A while back I did a post about a couple of photographs in our old family album where my family do not recognise the people in the photographs. Usually when I have a photograph I am a bit unsure of I will take a look on the back of it for any clues that might help me garner a bit more information about it to help me narrow down some possibilities.
The first thing of course is to check to see if anyone has ever written anything on the back – it is always helpful if your relatives have written things like ‘Uncle Fred in France 1944’ on the back of a photograph of a man in Army uniform, as then you can work out which member of your family had an Uncle Fred who was old enough to have been serving in the Forces at that time – and work out that your Mum had an Uncle Fred from her mother’s side – and bingo!
But it’s not always that simple. Sometimes we need to dig a bit further.
If you are lucky, you might find the name of the photographer’s studio on the back (and sometimes impressed or embossed on the front.) With that information you can look up about when that photographer was in business – if an address is given you can often check how long they traded at that specific address for to narrow down a time-frame for when the photograph was taken.
It is also very important to share these photographs with family members no matter how distant a cousin they might be. In the 1800s and early 1900s, having a photograph taken wasn’t an ordinary daily event for most people. Only the wealthy could really afford to have many photographs or even cameras of their own. So most working class people would have only had photographs taken to mark a special occasion, like an engagement, marriage or christening. They might have had a few copies done in order to send to other family members. So you may find that distant cousins might well have a copy of the same photograph – and they might have something more helpful written on the back of their copy or know much more about it.
One example I have is a photograph of a woman who for a time I thought might be connected to my 2x great grandfather Adam Hallas. Her photograph was in an album together with several others relating to his family so naturally I assumed they were related.

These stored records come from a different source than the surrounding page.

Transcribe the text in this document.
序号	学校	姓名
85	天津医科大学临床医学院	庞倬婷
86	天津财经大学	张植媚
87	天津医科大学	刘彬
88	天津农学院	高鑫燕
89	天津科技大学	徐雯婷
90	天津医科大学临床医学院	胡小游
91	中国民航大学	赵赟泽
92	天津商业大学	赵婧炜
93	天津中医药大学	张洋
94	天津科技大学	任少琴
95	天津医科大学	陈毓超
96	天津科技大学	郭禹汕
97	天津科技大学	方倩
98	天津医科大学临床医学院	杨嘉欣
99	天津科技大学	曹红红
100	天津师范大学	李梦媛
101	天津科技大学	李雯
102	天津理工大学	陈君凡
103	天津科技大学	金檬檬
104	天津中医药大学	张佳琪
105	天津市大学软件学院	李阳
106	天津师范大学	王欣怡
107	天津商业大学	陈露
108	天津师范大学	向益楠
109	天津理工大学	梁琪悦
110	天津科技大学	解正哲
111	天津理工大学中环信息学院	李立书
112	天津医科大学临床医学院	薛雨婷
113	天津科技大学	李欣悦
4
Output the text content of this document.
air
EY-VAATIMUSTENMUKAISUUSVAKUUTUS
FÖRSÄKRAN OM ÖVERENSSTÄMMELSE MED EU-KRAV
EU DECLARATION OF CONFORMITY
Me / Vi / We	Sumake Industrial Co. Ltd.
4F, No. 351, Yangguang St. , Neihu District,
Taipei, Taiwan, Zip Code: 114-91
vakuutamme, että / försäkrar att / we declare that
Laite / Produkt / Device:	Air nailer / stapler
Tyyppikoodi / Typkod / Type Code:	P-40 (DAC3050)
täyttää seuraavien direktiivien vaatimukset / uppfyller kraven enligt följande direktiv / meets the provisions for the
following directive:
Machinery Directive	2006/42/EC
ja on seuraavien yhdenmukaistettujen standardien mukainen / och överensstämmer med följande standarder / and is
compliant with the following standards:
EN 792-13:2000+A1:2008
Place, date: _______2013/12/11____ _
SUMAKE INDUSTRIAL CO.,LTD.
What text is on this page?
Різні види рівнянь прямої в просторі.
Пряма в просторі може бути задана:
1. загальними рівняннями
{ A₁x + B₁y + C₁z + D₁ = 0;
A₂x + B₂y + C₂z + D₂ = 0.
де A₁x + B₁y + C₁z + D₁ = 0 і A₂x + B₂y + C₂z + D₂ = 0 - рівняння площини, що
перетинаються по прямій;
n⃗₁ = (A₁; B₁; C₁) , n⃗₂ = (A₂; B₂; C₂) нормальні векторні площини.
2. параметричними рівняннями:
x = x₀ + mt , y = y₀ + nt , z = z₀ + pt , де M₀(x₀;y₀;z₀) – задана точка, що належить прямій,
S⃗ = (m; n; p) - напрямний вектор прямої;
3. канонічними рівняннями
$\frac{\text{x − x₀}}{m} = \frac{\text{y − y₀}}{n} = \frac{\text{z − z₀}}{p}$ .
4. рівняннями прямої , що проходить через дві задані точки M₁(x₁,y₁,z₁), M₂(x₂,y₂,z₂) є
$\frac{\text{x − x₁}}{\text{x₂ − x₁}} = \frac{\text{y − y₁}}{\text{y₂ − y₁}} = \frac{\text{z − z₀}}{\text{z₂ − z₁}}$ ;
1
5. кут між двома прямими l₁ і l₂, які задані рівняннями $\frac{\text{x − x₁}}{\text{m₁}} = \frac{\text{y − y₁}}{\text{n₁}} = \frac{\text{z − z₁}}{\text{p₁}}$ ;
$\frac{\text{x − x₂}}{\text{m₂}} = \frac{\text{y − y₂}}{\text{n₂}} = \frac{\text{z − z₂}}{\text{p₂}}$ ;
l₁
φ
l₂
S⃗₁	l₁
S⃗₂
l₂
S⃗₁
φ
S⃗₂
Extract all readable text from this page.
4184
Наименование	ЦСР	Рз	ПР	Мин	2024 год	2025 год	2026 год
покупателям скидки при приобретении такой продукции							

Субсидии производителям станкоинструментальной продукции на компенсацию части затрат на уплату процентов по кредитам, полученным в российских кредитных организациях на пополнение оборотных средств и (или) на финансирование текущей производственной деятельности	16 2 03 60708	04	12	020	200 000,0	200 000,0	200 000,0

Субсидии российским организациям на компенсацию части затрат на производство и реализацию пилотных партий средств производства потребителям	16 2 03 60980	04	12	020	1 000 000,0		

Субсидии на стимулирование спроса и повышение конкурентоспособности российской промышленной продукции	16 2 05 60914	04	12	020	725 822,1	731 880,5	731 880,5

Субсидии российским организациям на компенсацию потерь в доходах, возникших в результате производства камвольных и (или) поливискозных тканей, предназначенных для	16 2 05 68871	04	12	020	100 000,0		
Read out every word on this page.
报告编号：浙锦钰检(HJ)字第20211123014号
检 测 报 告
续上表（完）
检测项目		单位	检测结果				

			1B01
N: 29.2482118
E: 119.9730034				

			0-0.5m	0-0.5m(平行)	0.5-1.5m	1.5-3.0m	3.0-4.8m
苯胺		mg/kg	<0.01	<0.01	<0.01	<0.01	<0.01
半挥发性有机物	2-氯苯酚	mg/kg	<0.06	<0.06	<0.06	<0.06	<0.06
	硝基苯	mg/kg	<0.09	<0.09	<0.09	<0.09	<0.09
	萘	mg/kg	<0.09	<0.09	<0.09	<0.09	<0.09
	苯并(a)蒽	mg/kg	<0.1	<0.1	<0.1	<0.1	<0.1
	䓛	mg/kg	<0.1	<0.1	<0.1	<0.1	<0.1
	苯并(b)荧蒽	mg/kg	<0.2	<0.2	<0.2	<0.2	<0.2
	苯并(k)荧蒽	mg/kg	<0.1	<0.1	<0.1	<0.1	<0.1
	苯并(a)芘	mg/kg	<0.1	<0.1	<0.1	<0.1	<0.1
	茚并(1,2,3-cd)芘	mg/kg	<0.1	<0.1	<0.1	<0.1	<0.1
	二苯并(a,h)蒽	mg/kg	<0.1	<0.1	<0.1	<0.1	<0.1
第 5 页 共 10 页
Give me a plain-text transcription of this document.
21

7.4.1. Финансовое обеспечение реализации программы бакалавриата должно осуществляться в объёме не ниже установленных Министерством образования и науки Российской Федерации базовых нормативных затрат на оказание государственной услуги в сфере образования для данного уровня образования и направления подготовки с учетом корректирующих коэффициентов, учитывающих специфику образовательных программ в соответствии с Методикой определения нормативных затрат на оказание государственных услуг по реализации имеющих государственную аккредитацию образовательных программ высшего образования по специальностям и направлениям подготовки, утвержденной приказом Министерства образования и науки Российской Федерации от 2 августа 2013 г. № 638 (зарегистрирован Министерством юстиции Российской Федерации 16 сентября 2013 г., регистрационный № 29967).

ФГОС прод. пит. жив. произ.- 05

I thought that perhaps she could be a sister of his or even his first wife Margaret but I soon realised that the photograph dated to long after Margaret had died.
The photograph in question is shown below – original and a restored version and the back of it.
When I had thought it might be Margaret, I started wondering whether her and Adam had really had a child together after all, but nope. So who was the Robert that this had been addressed to, but more importantly why did we have it and not Robert?
I looked up the information about the photography studios Van Ralty to find that they were trading from 1911 up to 1933. At that time I had no one in my tree who remotely fitted the bill to be around at that time who had a son Robert.
Some years went by and I had largely forgotten about the mystery woman until I made contact with a lovely lady on Ancestry who was researching for a family friend of hers. I had over the years been gradually adding information to my tree about some of the siblings of my direct ancestors and the person she had contacted me about was a Mary McDonald – sister to my 2x great grandmother Eunice McDonald (mentioned in my post Who are the people in that photo?) Mary was born in 1859 in Mossley, Lancashire and I had tracked down Mary’s marriage to a Robert Ashworth in 1883 in Oldham, Lancashire and had been putting the information on my tree about their children, their census entries and anything else I had found out about them.
While I was swapping information back and forth with this new found contact, I starting thinking about that photograph again and little things starting clicking into place. The Van Ralty studios had a branch in Oldham where Mary had settled and she did indeed have a son called Robert – born in 1896. I sent my scanned copy over for her to show to her friend and waited…
It was her! A photograph of her son Robert revealed they were very alike and it was so nice to have a confirmation of who this woman was. I still have no idea why my family ended up with a photograph that was meant to go to Robert. Perhaps Mary had sent a copy to Eunice but got them mixed up and Robert had ended up with one that read ‘To Eunice from your sister Mary’!
Even if you don’t find any other clues on the back of your photographs (like a lot of ones I have that were just printed onto generic postcards with no photographers details on) you might find some other interesting quirky things.
Here is a collection of details from the backs of some photographs I have:
It is always worth posting your photographs on forums like Rootschat to see if people can help provide a date it might have been taken or help identify certain details like army regiments or other uniforms to help identify your mystery people.
I do wish my family had a lot more photographs, but certainly going back, both sides of my family were not particularly wealthy enough to have had lots of photographs taken, but hopefully some other branches of my family might have others which they can share with me too.